The first residents moved in during August 1988. For many, it was the first time they had a home truly built for them.

“Having a home of your own gives you a piece of independence. You have your own home.”

— Travis McNally (2004)

Phase II — The 7-Plex (1994)

Demand grew. The duplexes were full and the waitlist was getting longer, so the Society built a six-unit apartment complex right next door at 9609–123 Avenue. It featured ground-level automatic entrances, shared accessible laundry, and a built-in vacuum system — small details that made a real difference in daily life. In the early 2000s, a seventh suite was added and the building became known as the 7-Plex.

Phase III — Margaret Edgson Manor (2005)

Margaret Edgson was a Grande Prairie advocate who believed that people with disabilities should live as part of the community — not apart from it. Her estate contributed significantly to what would become the Society’s largest project.

In 2005, Margaret Edgson Manor opened as a 70-unit complex: 16 fully barrier-free, wheelchair-accessible suites and 54 affordable housing units. It was developed in partnership with the City of Grande Prairie’s Global Housing Initiative — a unique model that brought accessible and affordable housing together under one roof. The building operates sustainably, without ongoing government operational funding.

Behind its doors, hundreds of people have found stability. Some stayed long-term and built a sense of home. Others used the stability to get back on their feet — returning to work, re-entering the rental market, or moving closer to family. The common thread is dignity.

87 homes and counting

Across three phases, GPRS has developed and manages approximately 87 accessible and affordable units in Grande Prairie. Every one of them exists because a handful of volunteers in 1984 decided their community could do better — and then spent the next four decades proving it.

Travis McNally’s leadership has been recognized beyond the Society. In 2012, he received the Queen Elizabeth II Diamond Jubilee Medal for his contributions to disability advocacy. He also co-founded the Grande Prairie Injured Jockeys Foundation. But ask anyone at GPRS what matters most, and they’ll point to the housing — the rooms, the doorways, the showers, the homes that work.

The fire — and what comes next

On June 9, 2025, a fire struck Margaret Edgson Manor. No lives were lost, thanks to the response of first responders and community members, but residents were displaced and the upper floor and roof suffered significant damage.

The rebuild began quickly. By early 2026, selective demolition was complete and a new roof was finished to updated building codes — all in partnership with Terrace Construction. The GPRS Board continues to work toward a safe, lasting rebuild.

It would have been easy to see the fire as the end of something. Instead, it became the next chapter. The same community that came together in 1984 — that asked a question no one had a good answer for and then built the answer themselves — is doing it again.
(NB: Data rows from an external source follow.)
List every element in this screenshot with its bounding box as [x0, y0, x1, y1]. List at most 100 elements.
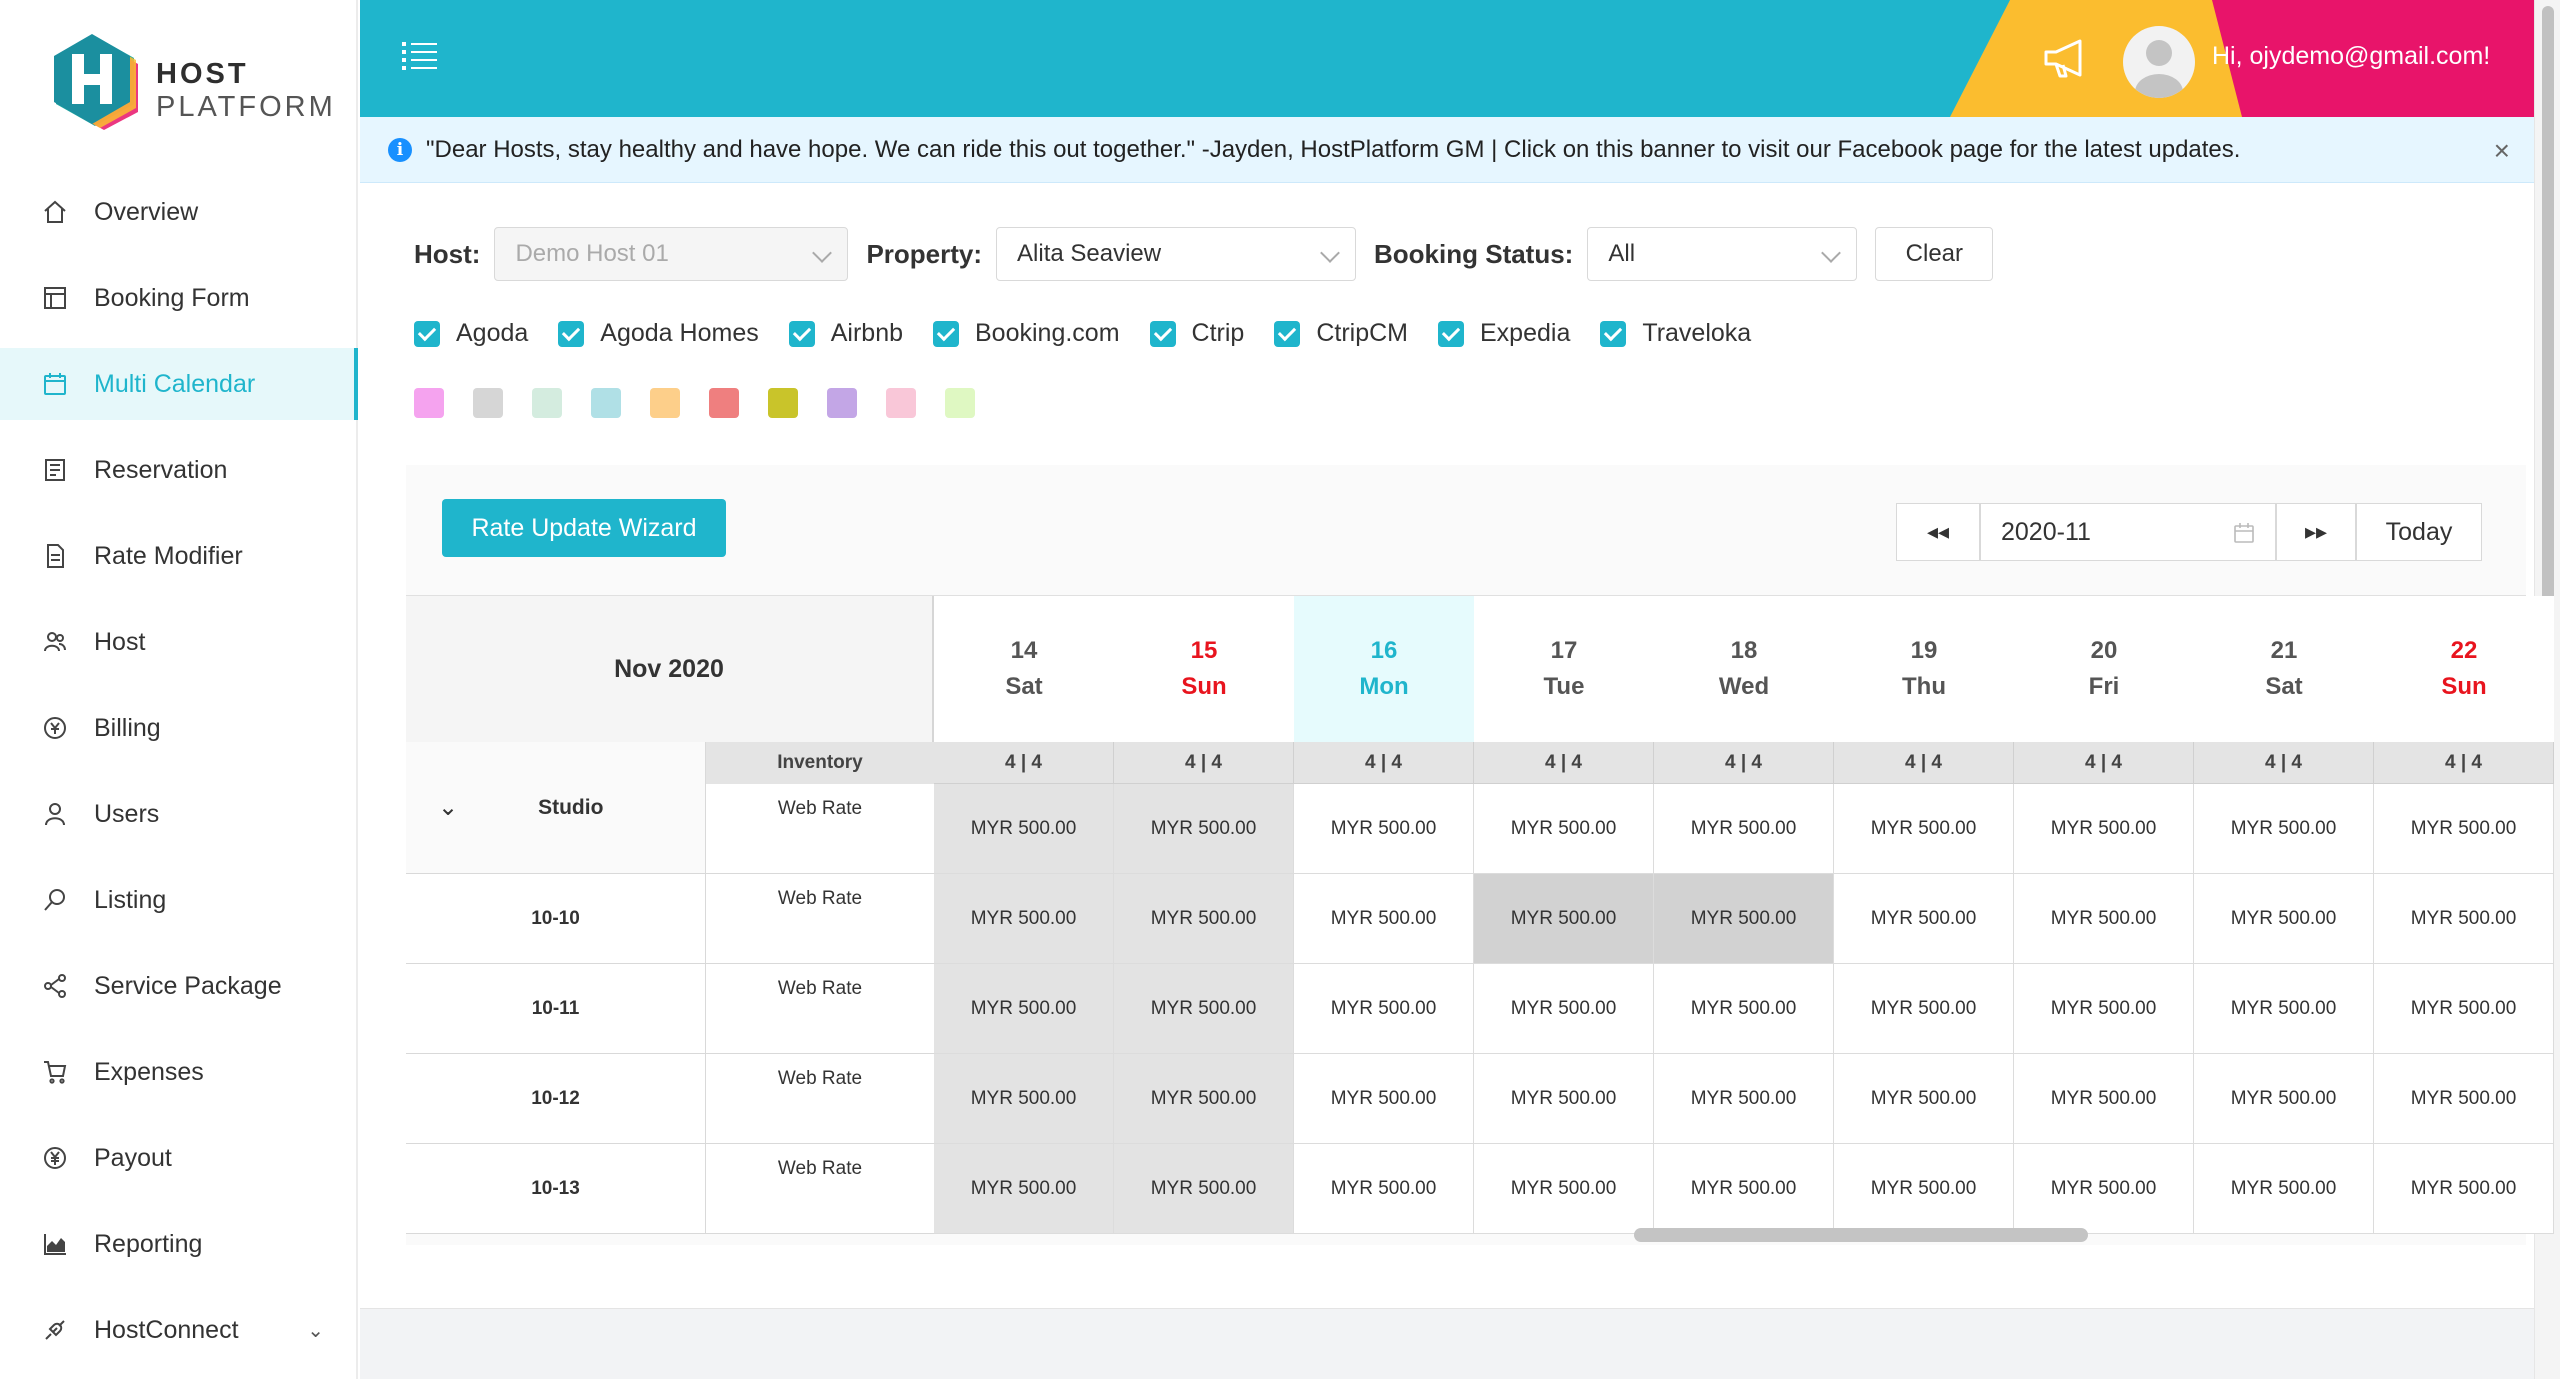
rate-cell[interactable]: MYR 500.00: [2194, 964, 2374, 1054]
calendar-horizontal-scrollbar[interactable]: [934, 1224, 2526, 1244]
inventory-cell[interactable]: 4 | 4: [1834, 742, 2014, 784]
rate-update-wizard-button[interactable]: Rate Update Wizard: [442, 499, 726, 557]
legend-swatch[interactable]: [473, 388, 503, 418]
rate-cell[interactable]: MYR 500.00: [1114, 964, 1294, 1054]
rate-cell[interactable]: MYR 500.00: [2194, 874, 2374, 964]
channel-checkbox-agoda-homes[interactable]: Agoda Homes: [558, 319, 759, 348]
host-platform-logo[interactable]: HOST PLATFORM: [52, 32, 333, 132]
rate-cell[interactable]: MYR 500.00: [1654, 874, 1834, 964]
rate-cell[interactable]: MYR 500.00: [2014, 874, 2194, 964]
checkbox-checked-icon[interactable]: [1600, 320, 1627, 347]
rate-cell[interactable]: MYR 500.00: [2194, 784, 2374, 874]
channel-checkbox-booking-com[interactable]: Booking.com: [933, 319, 1120, 348]
rate-cell[interactable]: MYR 500.00: [1294, 964, 1474, 1054]
rate-cell[interactable]: MYR 500.00: [2374, 1054, 2554, 1144]
today-button[interactable]: Today: [2356, 503, 2482, 561]
prev-month-button[interactable]: ◂◂: [1896, 503, 1980, 561]
sidebar-item-rate-modifier[interactable]: Rate Modifier: [0, 520, 358, 592]
rate-cell[interactable]: MYR 500.00: [934, 874, 1114, 964]
checkbox-checked-icon[interactable]: [1274, 320, 1301, 347]
channel-checkbox-agoda[interactable]: Agoda: [414, 319, 528, 348]
rate-cell[interactable]: MYR 500.00: [934, 1144, 1114, 1234]
inventory-cell[interactable]: 4 | 4: [1294, 742, 1474, 784]
rate-cell[interactable]: MYR 500.00: [934, 1054, 1114, 1144]
inventory-cell[interactable]: 4 | 4: [2374, 742, 2554, 784]
rate-cell[interactable]: MYR 500.00: [1294, 874, 1474, 964]
checkbox-checked-icon[interactable]: [1438, 320, 1464, 347]
checkbox-checked-icon[interactable]: [788, 320, 815, 347]
rate-cell[interactable]: MYR 500.00: [934, 964, 1114, 1054]
rate-cell[interactable]: MYR 500.00: [2374, 874, 2554, 964]
rate-cell[interactable]: MYR 500.00: [1654, 1144, 1834, 1234]
rate-cell[interactable]: MYR 500.00: [1834, 1144, 2014, 1234]
user-greeting[interactable]: Hi, ojydemo@gmail.com!: [2212, 42, 2491, 70]
rate-cell[interactable]: MYR 500.00: [2374, 784, 2554, 874]
rate-cell[interactable]: MYR 500.00: [1474, 1054, 1654, 1144]
legend-swatch[interactable]: [886, 388, 916, 418]
sidebar-item-booking-form[interactable]: Booking Form: [0, 262, 358, 334]
legend-swatch[interactable]: [945, 388, 975, 418]
next-month-button[interactable]: ▸▸: [2276, 503, 2356, 561]
rate-cell[interactable]: MYR 500.00: [2014, 784, 2194, 874]
inventory-cell[interactable]: 4 | 4: [934, 742, 1114, 784]
checkbox-checked-icon[interactable]: [414, 320, 440, 347]
user-avatar[interactable]: [2123, 26, 2195, 98]
sidebar-item-payout[interactable]: Payout: [0, 1122, 358, 1194]
inventory-cell[interactable]: 4 | 4: [2014, 742, 2194, 784]
channel-checkbox-traveloka[interactable]: Traveloka: [1600, 319, 1751, 348]
rate-cell[interactable]: MYR 500.00: [2374, 1144, 2554, 1234]
legend-swatch[interactable]: [650, 388, 680, 418]
legend-swatch[interactable]: [768, 388, 798, 418]
rate-cell[interactable]: MYR 500.00: [1114, 784, 1294, 874]
sidebar-item-overview[interactable]: Overview: [0, 176, 358, 248]
rate-cell[interactable]: MYR 500.00: [2014, 964, 2194, 1054]
rate-cell[interactable]: MYR 500.00: [1474, 964, 1654, 1054]
sidebar-item-users[interactable]: Users: [0, 778, 358, 850]
rate-cell[interactable]: MYR 500.00: [1114, 874, 1294, 964]
sidebar-item-hostconnect[interactable]: HostConnect ⌄: [0, 1294, 358, 1366]
chevron-down-icon[interactable]: ⌄: [438, 794, 459, 821]
inventory-cell[interactable]: 4 | 4: [1474, 742, 1654, 784]
sidebar-item-service-package[interactable]: Service Package: [0, 950, 358, 1022]
sidebar-item-reservation[interactable]: Reservation: [0, 434, 358, 506]
clear-button[interactable]: Clear: [1875, 227, 1994, 281]
channel-checkbox-ctripcm[interactable]: CtripCM: [1274, 319, 1408, 348]
legend-swatch[interactable]: [414, 388, 444, 418]
sidebar-item-host[interactable]: Host: [0, 606, 358, 678]
rate-cell[interactable]: MYR 500.00: [1654, 784, 1834, 874]
megaphone-icon[interactable]: [2042, 36, 2088, 80]
rate-cell[interactable]: MYR 500.00: [1834, 964, 2014, 1054]
inventory-cell[interactable]: 4 | 4: [1114, 742, 1294, 784]
channel-checkbox-expedia[interactable]: Expedia: [1438, 319, 1570, 348]
calendar-scrollbar-thumb[interactable]: [1634, 1228, 2088, 1242]
sidebar-item-billing[interactable]: Billing: [0, 692, 358, 764]
property-select[interactable]: Alita Seaview: [996, 227, 1357, 281]
rate-cell[interactable]: MYR 500.00: [1474, 1144, 1654, 1234]
rate-cell[interactable]: MYR 500.00: [1834, 1054, 2014, 1144]
inventory-cell[interactable]: 4 | 4: [2194, 742, 2374, 784]
rate-cell[interactable]: MYR 500.00: [934, 784, 1114, 874]
announcement-banner[interactable]: i "Dear Hosts, stay healthy and have hop…: [360, 117, 2534, 183]
rate-cell[interactable]: MYR 500.00: [2374, 964, 2554, 1054]
rate-cell[interactable]: MYR 500.00: [1834, 784, 2014, 874]
checkbox-checked-icon[interactable]: [558, 320, 585, 347]
legend-swatch[interactable]: [591, 388, 621, 418]
sidebar-item-expenses[interactable]: Expenses: [0, 1036, 358, 1108]
channel-checkbox-ctrip[interactable]: Ctrip: [1149, 319, 1244, 348]
rate-cell[interactable]: MYR 500.00: [1474, 784, 1654, 874]
rate-cell[interactable]: MYR 500.00: [2014, 1054, 2194, 1144]
month-picker[interactable]: 2020-11: [1980, 503, 2276, 561]
rate-cell[interactable]: MYR 500.00: [1114, 1144, 1294, 1234]
rate-cell[interactable]: MYR 500.00: [1294, 784, 1474, 874]
banner-close-icon[interactable]: ×: [2493, 135, 2510, 166]
legend-swatch[interactable]: [532, 388, 562, 418]
rate-cell[interactable]: MYR 500.00: [1654, 1054, 1834, 1144]
sidebar-item-listing[interactable]: Listing: [0, 864, 358, 936]
rate-cell[interactable]: MYR 500.00: [2014, 1144, 2194, 1234]
checkbox-checked-icon[interactable]: [1149, 320, 1176, 347]
rate-cell[interactable]: MYR 500.00: [1834, 874, 2014, 964]
menu-toggle-icon[interactable]: [400, 36, 440, 76]
checkbox-checked-icon[interactable]: [933, 320, 959, 347]
rate-cell[interactable]: MYR 500.00: [1294, 1144, 1474, 1234]
rate-cell[interactable]: MYR 500.00: [1474, 874, 1654, 964]
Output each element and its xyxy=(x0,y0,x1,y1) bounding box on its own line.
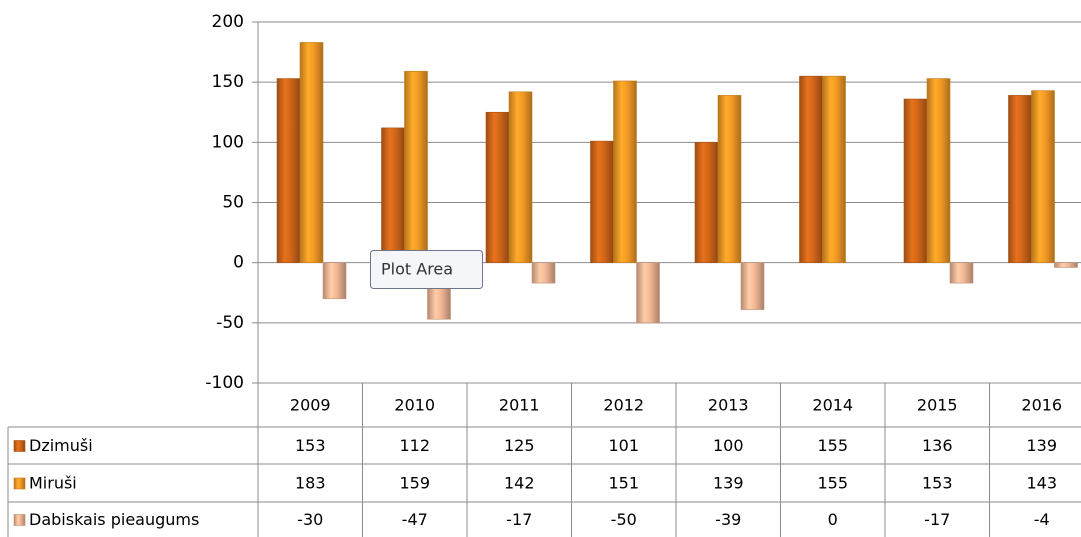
table-value: 112 xyxy=(399,436,430,455)
legend-key xyxy=(13,440,26,452)
bar xyxy=(740,262,765,310)
x-tick-label: 2012 xyxy=(603,396,644,415)
table-value: -39 xyxy=(715,510,741,529)
table-value: 151 xyxy=(608,474,639,493)
legend-key xyxy=(13,477,26,490)
y-tick-label: 50 xyxy=(222,193,244,213)
table-value: 183 xyxy=(295,474,326,493)
table-value: -30 xyxy=(297,510,323,529)
table-value: -47 xyxy=(402,510,428,529)
table-value: 139 xyxy=(1026,436,1057,455)
x-tick-label: 2014 xyxy=(812,396,853,415)
bar xyxy=(694,142,719,263)
bar xyxy=(276,78,301,263)
table-value: 125 xyxy=(504,436,535,455)
bar xyxy=(531,262,556,284)
x-tick-label: 2010 xyxy=(394,396,435,415)
bar xyxy=(822,75,846,263)
bar xyxy=(717,95,742,263)
bar xyxy=(322,262,347,300)
bar xyxy=(926,78,951,263)
table-value: 153 xyxy=(295,436,326,455)
y-tick-label: -50 xyxy=(216,313,244,333)
bar xyxy=(1008,95,1032,263)
bar xyxy=(590,140,614,263)
bar xyxy=(404,71,428,263)
y-tick-label: 100 xyxy=(212,132,244,152)
bar xyxy=(381,127,405,263)
legend-label: Dzimuši xyxy=(29,436,93,455)
table-value: 142 xyxy=(504,474,535,493)
table-value: 0 xyxy=(828,510,838,529)
bar xyxy=(508,91,533,263)
bar xyxy=(949,262,974,284)
bar xyxy=(903,98,928,263)
tooltip-text: Plot Area xyxy=(381,260,453,279)
y-tick-label: -100 xyxy=(205,373,244,393)
table-value: -4 xyxy=(1034,510,1050,529)
table-value: 100 xyxy=(713,436,744,455)
y-tick-label: 0 xyxy=(233,253,244,273)
bar xyxy=(1054,262,1078,268)
legend-key xyxy=(13,514,26,526)
table-value: 143 xyxy=(1026,474,1057,493)
table-value: -17 xyxy=(924,510,950,529)
table-value: 155 xyxy=(817,436,848,455)
table-value: 136 xyxy=(922,436,953,455)
x-tick-label: 2016 xyxy=(1021,396,1062,415)
legend-label: Miruši xyxy=(29,474,77,493)
table-value: 101 xyxy=(608,436,639,455)
table-value: 153 xyxy=(922,474,953,493)
bar xyxy=(299,42,324,263)
y-tick-label: 150 xyxy=(212,72,244,92)
x-tick-label: 2011 xyxy=(499,396,540,415)
legend-label: Dabiskais pieaugums xyxy=(29,510,199,529)
y-tick-label: 200 xyxy=(212,12,244,32)
bar xyxy=(636,262,660,324)
x-tick-label: 2013 xyxy=(708,396,749,415)
bar xyxy=(1031,90,1055,263)
table-value: -50 xyxy=(611,510,637,529)
x-tick-label: 2015 xyxy=(917,396,958,415)
x-tick-label: 2009 xyxy=(290,396,331,415)
table-value: -17 xyxy=(506,510,532,529)
table-value: 159 xyxy=(399,474,430,493)
table-value: 139 xyxy=(713,474,744,493)
tooltip-box xyxy=(370,250,483,289)
table-value: 155 xyxy=(817,474,848,493)
bar xyxy=(485,111,510,263)
bar xyxy=(799,75,823,263)
bar xyxy=(613,80,637,263)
Support the Rebuild Rebuild Updates

Our mission hasn’t changed

Since 1986, the Grande Prairie Residential Society has existed for one reason: to provide affordable and accessible housing for the physically disabled. We’re a volunteer-led, registered Canadian charity (BN 891431264RR0001) that operates accessible housing across multiple phases, in partnership with community members and advocates.

The need hasn’t gone away. The work isn’t finished. But every door that opens wide enough for a wheelchair, every counter that adjusts to the right height, every resident who can say “this is my home” — that’s what forty years of showing up looks like.

“Once it’s built, people will say it’s a good thing.”